Françoise Sabban antropologa, sinologa e storica francese, specialista delle culture alimentari cinesi nelle sue ampie e documentate ricerche afferma che la Cina è l’altra patria delle paste alimentari (Serventi S., Saccan F. – La Pasta Storia e cultura di un cibo universale – Ed. Laterza, 2000. Sabban F. - Storia del cibo cinese: revisione bibliografica (1911-2011) - Food & History, vol. 10, n.2, pag. 103-129, 2012).
In realtà quando Marco Polo e i francescani visitano la Cina già in Italia si consumano gli spaghetti da qualche secolo ma i cinesi lo fanno già da qualche millennio, anche se sotto forme diverse.
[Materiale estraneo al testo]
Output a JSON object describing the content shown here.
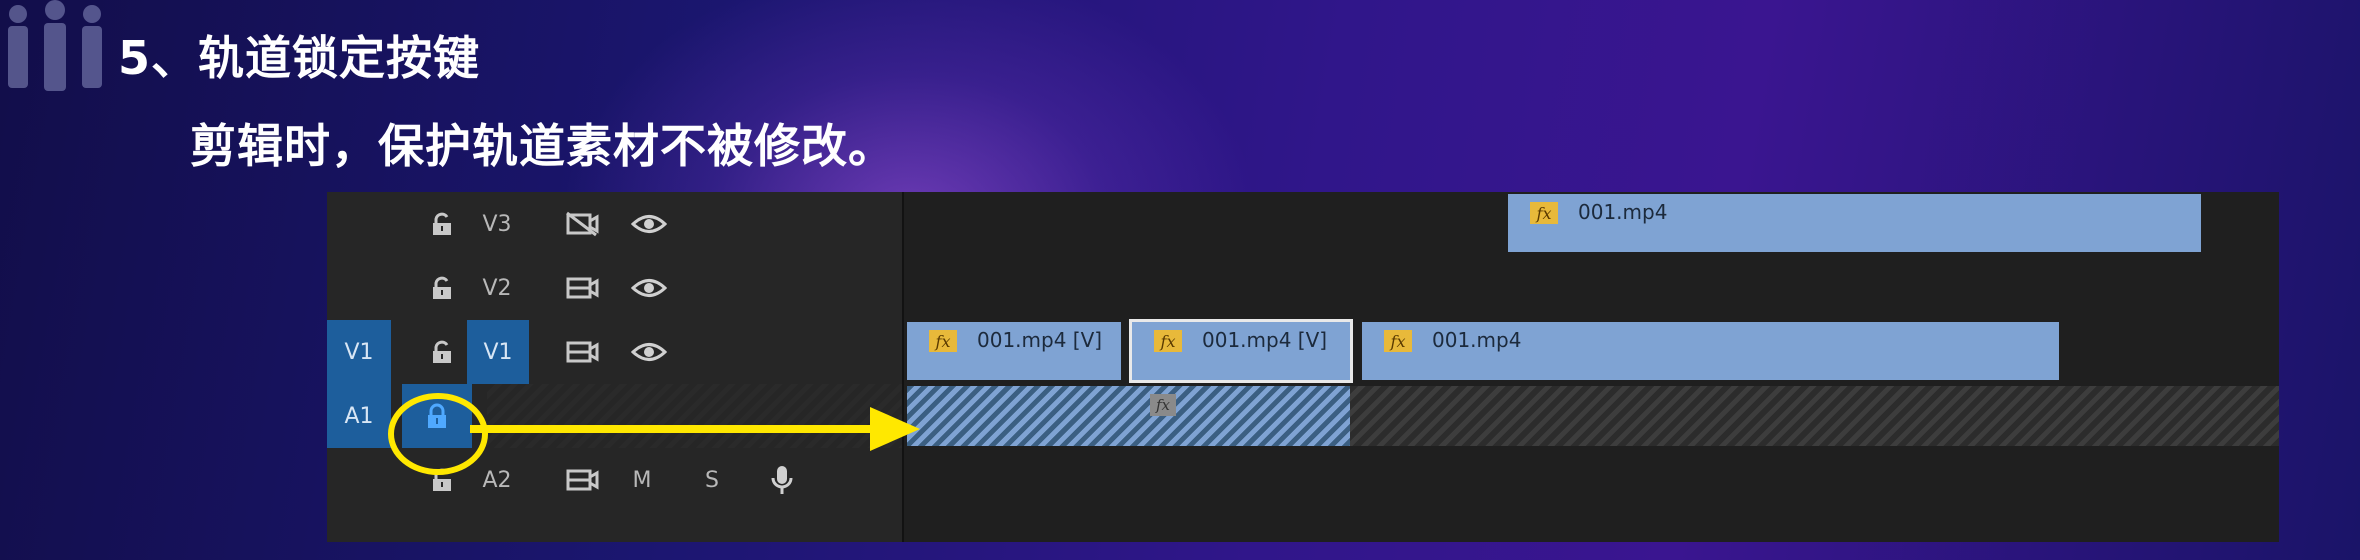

Gli spaghetti di farina di cereale sono infatti un alimento popolare in molte parti del mondo e si discute se a inventarli siano stati gli arabi o gli italiani o i cinesi.
Oggi sappiamo che, fino a prova contraria, primi sono i cinesi, quando quattromila anni fa, nel tardo Neolitico a Lajia sulle sponde del Mar Giallo nel nord-ovest della Cina preparano e mangiano una pasta di farina di cereale che può essere allungata in fili lunghi e sottili che divengono tagliatelle poi cotte bollite (Houyuan Lu, Xiaoyan Yang, Maolin Ye et alii - Millet noodles in Late Neolithic China – Nature, 437, 967 – 968, 2005). Inoltre, la più antica ricetta cinese di pasta appare in un libro scritto in Cina durante la dinastia Han, tra il I ed il III sec. d. C. quando le paste di farina di grano chiamate bing sono denominate secondo la loro forma come lingue di cane, orecchie di porcellino, lacci di pugnale, coppette e candele, queste ultime quindi simili a spaghetti. È durante la dinastia Yuan (1279-1368) che la pasta diventa un alimento per tutti e inizia a differenziarsi a seconda delle regioni e ancora oggi, ad esempio, sono diverse le tecniche di lavorazione: al nord si preferisce lavorare l’impasto solo con le mani, mentre al sud ci si serve di un mattarello, piccolo e senza manici, simile a un bastone, utilizzato con una sola mano.
Sempre nella antica Cina durante l'XI secolo dalla farina di cereali si estrae il glutine chiamato mianjin, letteralmente muscolo della farina, comprendendone i vantaggi gastronomici e nutritivi che l'erudito Shen Gua (1031-1095) nei suoi Propositi annotati a Mengqi dice: "lava la pasta di farina di grano fino a che non ne appaia il muscolo". Sarà invece solo nel XVIII secolo che in Europa il bolognese Jacopo Bartolomeo Beccari (1682 – 1766) nel 1728 nella sua conferenza De frumento comunica per primo di aver separato dalla farina di grano il glutine che conferisce agli impasti di farina viscosità, elasticità e coesione necessari per produrre buoni spaghetti.